Here’s a piece I wrote in 2014 called “The Folly of Stand Pat Apple.” I implied that Apple should’ve bought Tesla and asked if Zuckerberg or Musk would do a capital return plan like Cook’s if they ran Apple. (Clearly they wouldn’t.)
That article reads well 3 years later, although I can understand why Apple preferred to go their own path to self-driving cars (which they assuredly have to do) rather than buy someone else (even Musk) with the baggage that brings.

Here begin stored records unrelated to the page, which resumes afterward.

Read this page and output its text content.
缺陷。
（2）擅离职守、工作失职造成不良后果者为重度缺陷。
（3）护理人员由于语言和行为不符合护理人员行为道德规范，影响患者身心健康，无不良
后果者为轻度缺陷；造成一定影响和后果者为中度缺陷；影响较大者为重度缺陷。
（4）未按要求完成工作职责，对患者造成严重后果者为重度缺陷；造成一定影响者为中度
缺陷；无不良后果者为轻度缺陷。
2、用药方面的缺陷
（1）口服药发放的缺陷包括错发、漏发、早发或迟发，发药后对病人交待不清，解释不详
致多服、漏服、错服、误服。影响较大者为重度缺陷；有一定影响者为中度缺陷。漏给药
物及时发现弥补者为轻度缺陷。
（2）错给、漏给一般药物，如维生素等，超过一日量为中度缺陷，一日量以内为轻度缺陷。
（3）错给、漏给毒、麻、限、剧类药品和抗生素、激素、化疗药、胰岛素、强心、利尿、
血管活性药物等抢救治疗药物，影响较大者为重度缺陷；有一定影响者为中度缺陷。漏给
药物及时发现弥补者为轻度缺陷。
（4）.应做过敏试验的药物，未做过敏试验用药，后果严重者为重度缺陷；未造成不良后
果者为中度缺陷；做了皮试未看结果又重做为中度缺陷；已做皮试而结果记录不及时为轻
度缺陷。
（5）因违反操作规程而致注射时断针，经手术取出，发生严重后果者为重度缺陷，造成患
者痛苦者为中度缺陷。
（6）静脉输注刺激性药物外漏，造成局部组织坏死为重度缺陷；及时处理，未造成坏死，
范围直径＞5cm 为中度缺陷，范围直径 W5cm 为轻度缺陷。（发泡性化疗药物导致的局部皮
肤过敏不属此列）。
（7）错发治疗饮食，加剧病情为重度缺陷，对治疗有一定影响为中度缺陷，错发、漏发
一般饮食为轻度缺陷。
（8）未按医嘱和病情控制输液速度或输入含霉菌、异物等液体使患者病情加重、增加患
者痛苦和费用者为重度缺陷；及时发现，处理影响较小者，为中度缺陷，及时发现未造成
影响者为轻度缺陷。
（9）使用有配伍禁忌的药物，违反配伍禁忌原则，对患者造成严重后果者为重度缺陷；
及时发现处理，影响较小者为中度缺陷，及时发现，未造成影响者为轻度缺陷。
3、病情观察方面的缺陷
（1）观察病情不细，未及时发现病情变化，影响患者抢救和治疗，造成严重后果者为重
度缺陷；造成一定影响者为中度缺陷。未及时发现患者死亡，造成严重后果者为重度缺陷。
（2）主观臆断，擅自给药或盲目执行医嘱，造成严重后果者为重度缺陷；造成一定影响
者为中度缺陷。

Apple also clearly should have bought Netflix at different points in time (so should any number of buyers before they grew too big). If Apple is going to have an Apple Music subscription service to replace the dying iTunes per per download biz, why wouldn’t they also have an Apple Video sub service? Of course, they will (but way later than they should have). And if they were playing with footsie with buying HBO before AT&T took action, don’t try to tell me it wouldn’t have been equally or more logical to buy Netflix.
Here was John Gruber’s 2014 response to my Folly of Stand Pat Apple piece (in which he refers to me as “Action Jackson”… which he meant as ‘action for the sake of action’):
This is the worst sort of advice, suggesting a complete ignorance of everything Apple stands for. (Jay Yarow loves it, of course.) Just buy something. Spend, spend, spend. Acquire. Buy all the spaghetti, throw it against the wall, see what sticks. Wrong. Apple’s model is about focus. Apple wasn’t joking about “a thousand no’s for every yes” — that’s really how they think, what they believe. That’s the DNA.